Pant:It is a pathway thing. Atezolizumab is a PD-L1 inhibitor, and cobimetinib is a MEK inhibitor. There is another MEK inhibitor out there called trametinib (Mekinist), which is also used in patients with melanoma. The interesting thing is that when you use a MEK inhibitor like cobimetinib, it actually aids in the immune infiltration of the tumor by increasing the lymphocytes. Then, you give the PD-1 agent and it causes response. We saw responses in a smaller study presented a couple of years back.
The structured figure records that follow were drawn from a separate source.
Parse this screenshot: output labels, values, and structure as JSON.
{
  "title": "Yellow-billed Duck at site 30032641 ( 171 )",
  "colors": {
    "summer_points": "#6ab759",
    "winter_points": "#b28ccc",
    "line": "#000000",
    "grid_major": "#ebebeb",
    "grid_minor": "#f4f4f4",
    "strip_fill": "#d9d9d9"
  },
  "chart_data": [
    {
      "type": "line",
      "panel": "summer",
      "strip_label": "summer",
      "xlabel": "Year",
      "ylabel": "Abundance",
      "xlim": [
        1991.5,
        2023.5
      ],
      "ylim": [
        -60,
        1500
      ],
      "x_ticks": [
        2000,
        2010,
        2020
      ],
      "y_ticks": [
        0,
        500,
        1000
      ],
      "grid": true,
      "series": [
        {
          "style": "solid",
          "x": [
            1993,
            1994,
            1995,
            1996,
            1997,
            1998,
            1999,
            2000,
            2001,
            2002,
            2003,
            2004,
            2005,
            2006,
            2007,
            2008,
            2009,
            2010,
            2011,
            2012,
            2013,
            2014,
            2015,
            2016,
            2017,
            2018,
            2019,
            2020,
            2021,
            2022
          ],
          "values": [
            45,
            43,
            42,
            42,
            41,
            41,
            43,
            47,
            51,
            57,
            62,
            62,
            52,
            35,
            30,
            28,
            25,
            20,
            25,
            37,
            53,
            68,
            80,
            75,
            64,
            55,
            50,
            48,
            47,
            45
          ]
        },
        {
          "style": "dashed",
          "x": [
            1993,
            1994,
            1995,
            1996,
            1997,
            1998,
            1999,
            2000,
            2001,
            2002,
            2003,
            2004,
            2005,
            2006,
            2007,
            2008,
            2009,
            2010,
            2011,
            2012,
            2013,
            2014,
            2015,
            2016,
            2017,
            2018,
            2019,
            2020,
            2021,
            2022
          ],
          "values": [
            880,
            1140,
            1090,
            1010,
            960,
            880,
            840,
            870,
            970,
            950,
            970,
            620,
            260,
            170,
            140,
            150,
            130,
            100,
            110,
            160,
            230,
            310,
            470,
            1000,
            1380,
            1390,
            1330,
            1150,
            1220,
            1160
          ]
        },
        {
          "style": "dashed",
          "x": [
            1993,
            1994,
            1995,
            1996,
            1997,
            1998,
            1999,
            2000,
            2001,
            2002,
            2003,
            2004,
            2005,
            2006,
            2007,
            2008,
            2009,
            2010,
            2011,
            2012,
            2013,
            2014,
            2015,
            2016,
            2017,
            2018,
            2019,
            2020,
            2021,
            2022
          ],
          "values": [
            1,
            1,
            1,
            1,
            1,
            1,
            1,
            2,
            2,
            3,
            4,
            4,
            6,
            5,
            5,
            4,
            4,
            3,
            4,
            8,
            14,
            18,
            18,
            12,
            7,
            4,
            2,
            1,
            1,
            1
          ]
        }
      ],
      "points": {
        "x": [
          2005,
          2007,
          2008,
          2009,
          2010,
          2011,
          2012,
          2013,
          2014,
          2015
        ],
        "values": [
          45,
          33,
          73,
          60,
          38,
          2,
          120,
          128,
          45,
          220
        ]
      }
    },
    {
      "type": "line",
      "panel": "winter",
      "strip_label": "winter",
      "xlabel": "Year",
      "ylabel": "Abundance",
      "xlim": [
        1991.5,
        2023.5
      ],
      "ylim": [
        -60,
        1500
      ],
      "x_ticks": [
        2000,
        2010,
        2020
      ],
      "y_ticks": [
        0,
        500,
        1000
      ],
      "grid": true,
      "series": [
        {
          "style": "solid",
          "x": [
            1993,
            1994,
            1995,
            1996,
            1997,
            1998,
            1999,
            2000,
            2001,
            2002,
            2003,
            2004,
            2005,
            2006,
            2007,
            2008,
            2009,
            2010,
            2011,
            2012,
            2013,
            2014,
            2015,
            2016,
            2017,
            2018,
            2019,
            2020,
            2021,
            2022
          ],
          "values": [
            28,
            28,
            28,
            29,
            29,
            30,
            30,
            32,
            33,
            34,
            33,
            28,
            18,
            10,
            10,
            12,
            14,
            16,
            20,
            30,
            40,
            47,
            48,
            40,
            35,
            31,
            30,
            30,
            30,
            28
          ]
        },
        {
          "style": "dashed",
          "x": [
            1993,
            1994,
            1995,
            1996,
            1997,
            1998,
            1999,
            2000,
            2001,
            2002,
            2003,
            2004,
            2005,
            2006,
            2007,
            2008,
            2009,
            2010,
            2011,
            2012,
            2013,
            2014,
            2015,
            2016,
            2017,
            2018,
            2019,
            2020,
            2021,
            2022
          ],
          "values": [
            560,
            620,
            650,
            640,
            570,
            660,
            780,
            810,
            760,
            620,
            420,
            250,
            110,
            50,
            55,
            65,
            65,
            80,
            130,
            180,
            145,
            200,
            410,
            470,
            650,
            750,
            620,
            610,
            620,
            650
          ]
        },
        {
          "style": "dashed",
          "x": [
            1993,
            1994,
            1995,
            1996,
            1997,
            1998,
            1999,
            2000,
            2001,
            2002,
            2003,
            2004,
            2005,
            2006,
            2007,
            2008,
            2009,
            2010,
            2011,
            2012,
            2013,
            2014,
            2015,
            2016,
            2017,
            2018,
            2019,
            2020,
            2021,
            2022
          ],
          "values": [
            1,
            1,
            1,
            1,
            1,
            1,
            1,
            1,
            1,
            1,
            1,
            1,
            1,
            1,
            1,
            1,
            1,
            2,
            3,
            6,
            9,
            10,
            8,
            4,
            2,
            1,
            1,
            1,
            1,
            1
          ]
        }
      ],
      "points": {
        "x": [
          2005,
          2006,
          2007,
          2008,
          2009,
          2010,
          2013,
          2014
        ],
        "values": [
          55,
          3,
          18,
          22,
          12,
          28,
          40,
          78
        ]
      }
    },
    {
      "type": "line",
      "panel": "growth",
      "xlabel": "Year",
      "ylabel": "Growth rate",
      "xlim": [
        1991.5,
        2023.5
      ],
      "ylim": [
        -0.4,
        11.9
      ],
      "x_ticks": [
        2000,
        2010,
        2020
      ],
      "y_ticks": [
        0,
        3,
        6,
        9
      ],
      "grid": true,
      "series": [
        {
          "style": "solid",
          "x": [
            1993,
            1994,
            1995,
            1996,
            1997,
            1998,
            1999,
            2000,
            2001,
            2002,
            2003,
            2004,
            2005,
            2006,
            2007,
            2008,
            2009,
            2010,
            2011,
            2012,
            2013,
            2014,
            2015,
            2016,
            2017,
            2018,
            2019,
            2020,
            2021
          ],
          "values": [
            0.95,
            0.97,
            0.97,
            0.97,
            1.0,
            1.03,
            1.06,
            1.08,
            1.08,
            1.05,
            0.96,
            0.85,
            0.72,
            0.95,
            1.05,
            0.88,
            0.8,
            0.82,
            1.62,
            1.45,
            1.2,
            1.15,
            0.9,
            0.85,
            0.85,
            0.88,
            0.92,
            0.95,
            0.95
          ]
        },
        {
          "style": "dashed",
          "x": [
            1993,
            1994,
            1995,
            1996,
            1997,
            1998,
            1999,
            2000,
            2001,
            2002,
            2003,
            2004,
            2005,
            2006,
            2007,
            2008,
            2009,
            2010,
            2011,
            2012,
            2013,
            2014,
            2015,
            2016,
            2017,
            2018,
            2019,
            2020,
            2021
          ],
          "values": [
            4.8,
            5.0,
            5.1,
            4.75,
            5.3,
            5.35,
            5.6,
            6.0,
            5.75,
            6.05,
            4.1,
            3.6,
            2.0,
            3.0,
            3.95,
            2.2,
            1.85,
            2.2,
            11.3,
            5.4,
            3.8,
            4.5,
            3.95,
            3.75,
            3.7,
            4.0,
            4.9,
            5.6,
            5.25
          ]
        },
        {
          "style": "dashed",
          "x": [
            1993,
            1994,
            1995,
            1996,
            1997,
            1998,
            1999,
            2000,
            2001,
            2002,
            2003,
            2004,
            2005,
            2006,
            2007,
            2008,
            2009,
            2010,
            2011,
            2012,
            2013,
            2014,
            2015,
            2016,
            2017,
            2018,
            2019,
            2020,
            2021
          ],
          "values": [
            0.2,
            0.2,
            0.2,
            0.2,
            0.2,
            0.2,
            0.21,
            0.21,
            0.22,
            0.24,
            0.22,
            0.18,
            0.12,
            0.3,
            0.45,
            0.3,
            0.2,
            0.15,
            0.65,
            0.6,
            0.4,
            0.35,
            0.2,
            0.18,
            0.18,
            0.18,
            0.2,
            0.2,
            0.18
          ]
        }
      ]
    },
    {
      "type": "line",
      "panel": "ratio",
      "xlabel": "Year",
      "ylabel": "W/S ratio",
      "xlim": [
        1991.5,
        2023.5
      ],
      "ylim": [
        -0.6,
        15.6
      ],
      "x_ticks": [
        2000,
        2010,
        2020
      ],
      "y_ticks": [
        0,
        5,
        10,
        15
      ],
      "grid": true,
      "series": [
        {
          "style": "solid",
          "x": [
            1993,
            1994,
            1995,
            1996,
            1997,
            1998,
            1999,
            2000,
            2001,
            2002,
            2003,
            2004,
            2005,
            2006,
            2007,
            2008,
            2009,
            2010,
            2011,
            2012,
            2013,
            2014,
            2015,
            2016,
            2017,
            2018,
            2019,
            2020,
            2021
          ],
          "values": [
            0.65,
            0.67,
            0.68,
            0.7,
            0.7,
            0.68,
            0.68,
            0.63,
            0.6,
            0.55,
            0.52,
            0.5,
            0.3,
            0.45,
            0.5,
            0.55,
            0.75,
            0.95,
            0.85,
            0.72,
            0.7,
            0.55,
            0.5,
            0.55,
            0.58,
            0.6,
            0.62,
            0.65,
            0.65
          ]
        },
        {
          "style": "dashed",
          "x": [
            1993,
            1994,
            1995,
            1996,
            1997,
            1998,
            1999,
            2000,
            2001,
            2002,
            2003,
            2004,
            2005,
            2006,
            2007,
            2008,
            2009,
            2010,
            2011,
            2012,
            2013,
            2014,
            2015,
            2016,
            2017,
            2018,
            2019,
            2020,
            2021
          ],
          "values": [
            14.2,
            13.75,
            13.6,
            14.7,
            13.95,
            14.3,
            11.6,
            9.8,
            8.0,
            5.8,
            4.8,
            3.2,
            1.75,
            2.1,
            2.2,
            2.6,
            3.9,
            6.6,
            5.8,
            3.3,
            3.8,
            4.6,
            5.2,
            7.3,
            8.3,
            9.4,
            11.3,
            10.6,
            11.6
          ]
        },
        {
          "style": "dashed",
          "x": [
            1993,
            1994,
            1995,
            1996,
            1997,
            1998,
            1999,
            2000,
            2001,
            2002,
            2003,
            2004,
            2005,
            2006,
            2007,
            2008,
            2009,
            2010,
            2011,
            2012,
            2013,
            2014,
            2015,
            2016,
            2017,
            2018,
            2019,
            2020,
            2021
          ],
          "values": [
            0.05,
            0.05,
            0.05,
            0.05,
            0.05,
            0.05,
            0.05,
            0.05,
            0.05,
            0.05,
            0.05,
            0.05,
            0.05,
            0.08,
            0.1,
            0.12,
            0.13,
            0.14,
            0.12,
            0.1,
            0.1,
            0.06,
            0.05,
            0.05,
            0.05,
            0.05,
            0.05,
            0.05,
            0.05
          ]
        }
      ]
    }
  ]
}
We are now waiting for the bigger study to give us some data.
TAGRTED ONCOLOGY:Is there anything upcoming that you are particularly excited for in this landscape?
Pant:One of the interesting trials is the SWOG S1613 (NCT03365882) trial of trastuzumab (Herceptin) and pertuzumab (Perjeta) in HER2/neu-positive patients. That will be very interesting to see in our patient groups. [I’m also looking forward to] longer-term data on immunotherapy for CRC. Toxicity and survivor data are all maturing, and we would love to see more data come out.
TAGRTED ONCOLOGY:Looking ahead, what does the future of this landscape look like to you?
Pant:The future looks very promising. If I looked at any nonsmall cell lung cancer slides from back when I started my fellowship, the specific translocations were not indicated. Now they are. I hope to have that for CRC, where we can take the “big pie” and break it up into MSI-H, BRAF mutations, etc.
We also must find new therapies for patients withKRAS-mutant CRC, and that is challenging. There are new KRAS inhibitors that are being developed. Downstream of KRAS is RAS, RAF, and MEK. Combinations may be something in the future; it’s a brave new world out there.